Daltrey was speaking at the Cheltenham Literature Festival to mark the publication of his memoirs, Thanks A Lot Mr Kibblewhite.
The title name-checks the Acton County Grammar School headteacher who expelled him.
“As I was leaving his office, he said: ‘You will never make anything of your life, Daltrey,’” the singer said.
“What I want to say about Mr Kibblewhite now is that he was just a man doing his job to the best of his ability, and I was uncontrollable and he needed to get me out of that school.
“The ‘Thanks a lot Mr Kibblewhite’ now really is a thank you, it really is.”
Daltrey was asked why it had taken so long to write his autobiography when pop stars like One Direction’s Zayn Malik have written theirs at 25.

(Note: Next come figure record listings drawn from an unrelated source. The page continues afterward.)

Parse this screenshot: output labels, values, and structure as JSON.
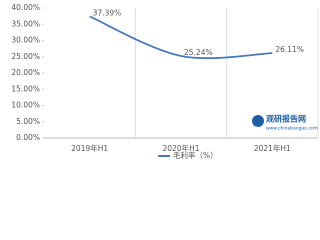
{
  "chart_data": {
    "type": "line",
    "categories": [
      "2019年H1",
      "2020年H1",
      "2021年H1"
    ],
    "series": [
      {
        "name": "毛利率（%）",
        "color": "#4a7ab5",
        "values": [
          37.39,
          25.24,
          26.11
        ],
        "value_labels": [
          "37.39%",
          "25.24%",
          "26.11%"
        ]
      }
    ],
    "ylim": [
      0,
      40
    ],
    "yticks": [
      {
        "value": 0,
        "label": "0.00%"
      },
      {
        "value": 5,
        "label": "5.00%"
      },
      {
        "value": 10,
        "label": "10.00%"
      },
      {
        "value": 15,
        "label": "15.00%"
      },
      {
        "value": 20,
        "label": "20.00%"
      },
      {
        "value": 25,
        "label": "25.00%"
      },
      {
        "value": 30,
        "label": "30.00%"
      },
      {
        "value": 35,
        "label": "35.00%"
      },
      {
        "value": 40,
        "label": "40.00%"
      }
    ],
    "watermark": {
      "title": "观研报告网",
      "url": "www.chinabaogao.com"
    }
  }
}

“What can you possibly remember at 25?” Daltrey asked. “When we were 25 we could barely remember the day before, such was the sixties.
“I never felt I had done enough in my life. I’ve never felt apart from my mates that I used to be (with) in Shepherd’s Bush, and never been apart from the class I grew up with.
“That’s why I wanted to do this book, so whoever reads it has an idea of what it felt like to be in this whirlwind of a new industry starting up.
“It was a young industry we were inventing as we went along. It made it incredibly dangerous but also incredibly exciting and quite a lot of it was quite terrifying.”
Daltrey fell gravely ill in 2015 with meningitis – forcing the cancellation of The Who’s US tour – and left him thinking he was going to die.
“It was horrible. I really did think I was dying and I had tubes coming out of everywhere and I was in unbelievable pain,” he said.
“I rang a few friends up to say goodbye because I was getting worse and worse.
“I just started to think back through the end of my life… there were no lights at the end of the tunnel… and I thought about my life and not being able to believe what I’ve done.
“I thought about my family and I thought they would be alright, and if I go… I let go, and when I let go an incredible peace came over me.
“I did feel incredibly peaceful and like being wrapped in cotton wool.”